HASIL DAN PEMBAHASAN

 

Kekerasan Psikis pada Anak dalam Lingkup Rumah Tangga

Tindak pidana kekerasan dalam rumah tangga di Indonesia diatur secara khusus dalam UU Nomor 23 Tahun 2004 tentang Penghapusan Kekerasan Dalam Rumah Tangga. Kekerasan dalam rumah tangga didefinisikan sebagai segala tindakan yang dilakukan terhadap seseorang, terutama perempuan, yang mengakibatkan kesengsaraan atau penderitaan baik secara fisik, seksual, psikologis, maupun penelantaran rumah tangga. Ini juga mencakup ancaman untuk melakukan tindakan, pemaksaan, atau perampasan kebebasan yang dilakukan secara melawan hukum dalam konteks rumah tangga. Meskipun subjek korban dalam pengertian ini dikhususkan perempuan namun anak merupakan subjek dalam lingkup rumah tangga yang harus dilindungi tanpa melihat jenis kelamin.

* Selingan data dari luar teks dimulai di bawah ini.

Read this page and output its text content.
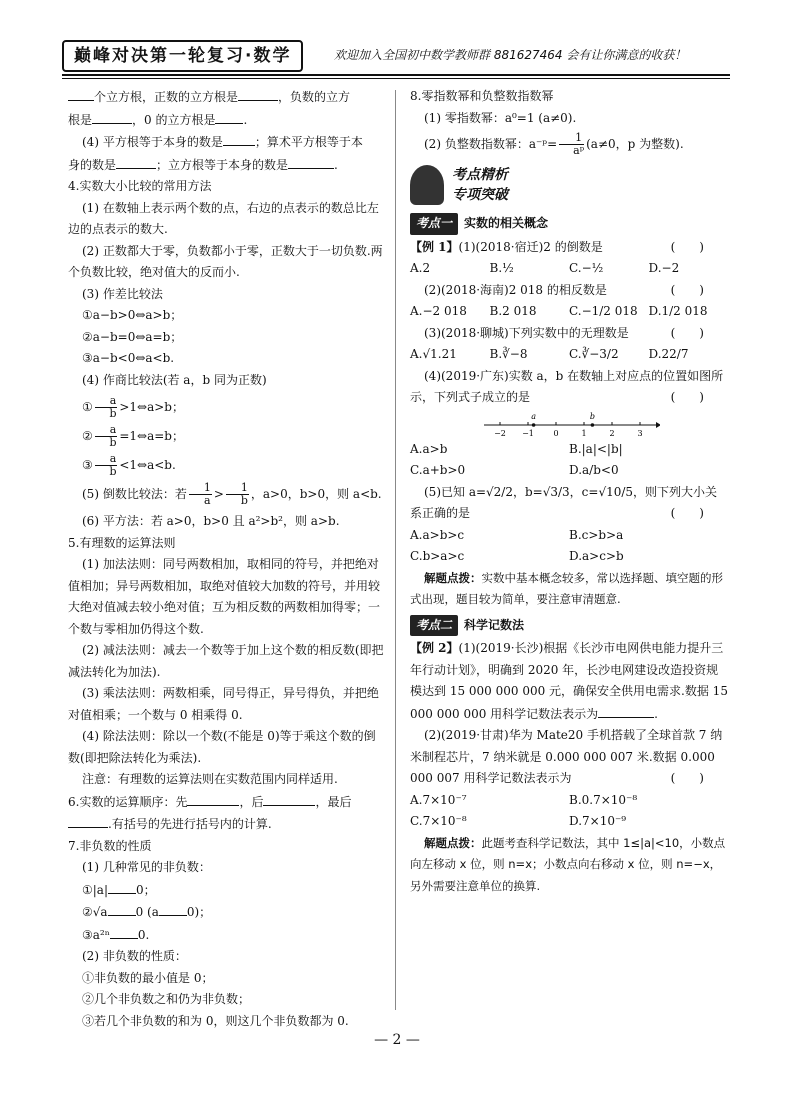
巅峰对决第一轮复习·数学	欢迎加入全国初中数学教师群 881627464 会有让你满意的收获！

个立方根，正数的立方根是	，负数的立方

根是	，0 的立方根是 .

(4) 平方根等于本身的数是	；算术平方根等于本

身的数是	；立方根等于本身的数是	.

4.实数大小比较的常用方法

(1) 在数轴上表示两个数的点，右边的点表示的数总比左边的点表示的数大.

(2) 正数都大于零，负数都小于零，正数大于一切负数.两个负数比较，绝对值大的反而小.

(3) 作差比较法

①a−b>0⇔a>b；

②a−b=0⇔a=b；

③a−b<0⇔a<b.

(4) 作商比较法(若 a，b 同为正数)

① $\frac{a}{b}$ >1⇔a>b；

② $\frac{a}{b}$ =1⇔a=b；

③ $\frac{a}{b}$ <1⇔a<b.

(5) 倒数比较法：若 $\frac{1}{a} > \frac{1}{b}$ ，a>0，b>0，则 a<b.

(6) 平方法：若 a>0，b>0 且 a²>b²，则 a>b.

5.有理数的运算法则

(1) 加法法则：同号两数相加，取相同的符号，并把绝对值相加；异号两数相加，取绝对值较大加数的符号，并用较大绝对值减去较小绝对值；互为相反数的两数相加得零；一个数与零相加仍得这个数.

(2) 减法法则：减去一个数等于加上这个数的相反数(即把减法转化为加法).

(3) 乘法法则：两数相乘，同号得正，异号得负，并把绝对值相乘；一个数与 0 相乘得 0.

(4) 除法法则：除以一个数(不能是 0)等于乘这个数的倒数(即把除法转化为乘法).

注意：有理数的运算法则在实数范围内同样适用.

6.实数的运算顺序：先	，后	，最后

.有括号的先进行括号内的计算.

7.非负数的性质

(1) 几种常见的非负数：

①|a| 0；

②√a 0 (a 0)；

③a²ⁿ 0.

(2) 非负数的性质：

①非负数的最小值是 0；

②几个非负数之和仍为非负数；

③若几个非负数的和为 0，则这几个非负数都为 0.

8.零指数幂和负整数指数幂

(1) 零指数幂：a⁰=1 (a≠0).

(2) 负整数指数幂：a⁻ᵖ= $\frac{1}{\text{aᵖ}} (a\ne 0$，p 为整数).

考点精析
专项突破
考点一	实数的相关概念

【例 1】(1)(2018·宿迁)2 的倒数是	(　　)

A.2	B.½	C.−½	D.−2

(2)(2018·海南)2 018 的相反数是	(　　)

A.−2 018	B.2 018	C.−1/2 018 D.1/2 018

(3)(2018·聊城)下列实数中的无理数是	(　　)

A.√1.21	B.∛−8	C.∛−3/2	D.22/7

(4)(2019·广东)实数 a，b 在数轴上对应点的位置如图所示，下列式子成立的是	(　　)

−2 −1 0	1	2	3
a	b
A.a>b	B.|a|<|b|
C.a+b>0	D.a/b<0

(5)已知 a=√2/2，b=√3/3，c=√10/5，则下列大小关系正确的是	(　　)

A.a>b>c	B.c>b>a
C.b>a>c	D.a>c>b

解题点拨：实数中基本概念较多，常以选择题、填空题的形式出现，题目较为简单，要注意审清题意.

考点二	科学记数法

【例 2】(1)(2019·长沙)根据《长沙市电网供电能力提升三年行动计划》，明确到 2020 年，长沙电网建设改造投资规模达到 15 000 000 000 元，确保安全供用电需求.数据 15 000 000 000 用科学记数法表示为	.

(2)(2019·甘肃)华为 Mate20 手机搭载了全球首款 7 纳米制程芯片，7 纳米就是 0.000 000 007 米.数据 0.000 000 007 用科学记数法表示为	(　　)

A.7×10⁻⁷	B.0.7×10⁻⁸
C.7×10⁻⁸	D.7×10⁻⁹

解题点拨：此题考查科学记数法，其中 1≤|a|<10，小数点向左移动 x 位，则 n=x；小数点向右移动 x 位，则 n=−x，另外需要注意单位的换算.

— 2 —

Anak menurut KBBI adalah manusia yang masih kecil .Anak juga diartikan sebagai seseorang yang belum berusia 18 (delapan belas) tahun, termasuk anak yang masih dalam kandungan. Pengertian anak menurut Lawrence Kohlberg adalah individu yang sedang mengalami proses perkembangan moral (Dahl, 2019; Garrigan et al., 2018). Anak, sejak dalam kandungan, mengalami perkembangan dan pertumbuhan. Ketika seorang anak lahir, anak tidak dapat melakukan segala sesuatunya sendiri. Anak memerlukan orang lain yang lebih dewasa untuk merawat dan memberi kasih sayang. Seiring pertumbuhannya, anak akan mempelajari sesuatu.. Deklarasi Hak-hak Anak menyebutkan salah satu hak anak, karena belum matang secara fisik dan mental, mememerlukan perlindungan dan perawatan khusus, termasuk perlindungan hukum yang sesuai, baik sebelum maupun setelah kelahiran (Clark et al., 2020; Hughes et al., 2020). Orang tua adalah pengasuh dari seorang anak (dimana "anak" mengacu pada keturunan, alih-alih mengacu pada usia) . Orang tua sebagai orang yang lebih dewasa diharapkan mengurus kebutuhan anak dan mengajari anak dalam keterampilan motoric, sensorik, kognitif sampai kemampuan mengelola emosi. Keberhasilan mendidik seorang anak akan mempengaruhi masa depan anak, tidak hanya pintar di bidang akademisi tetapi memiliki kesehatan mental dan akhlak yang baik.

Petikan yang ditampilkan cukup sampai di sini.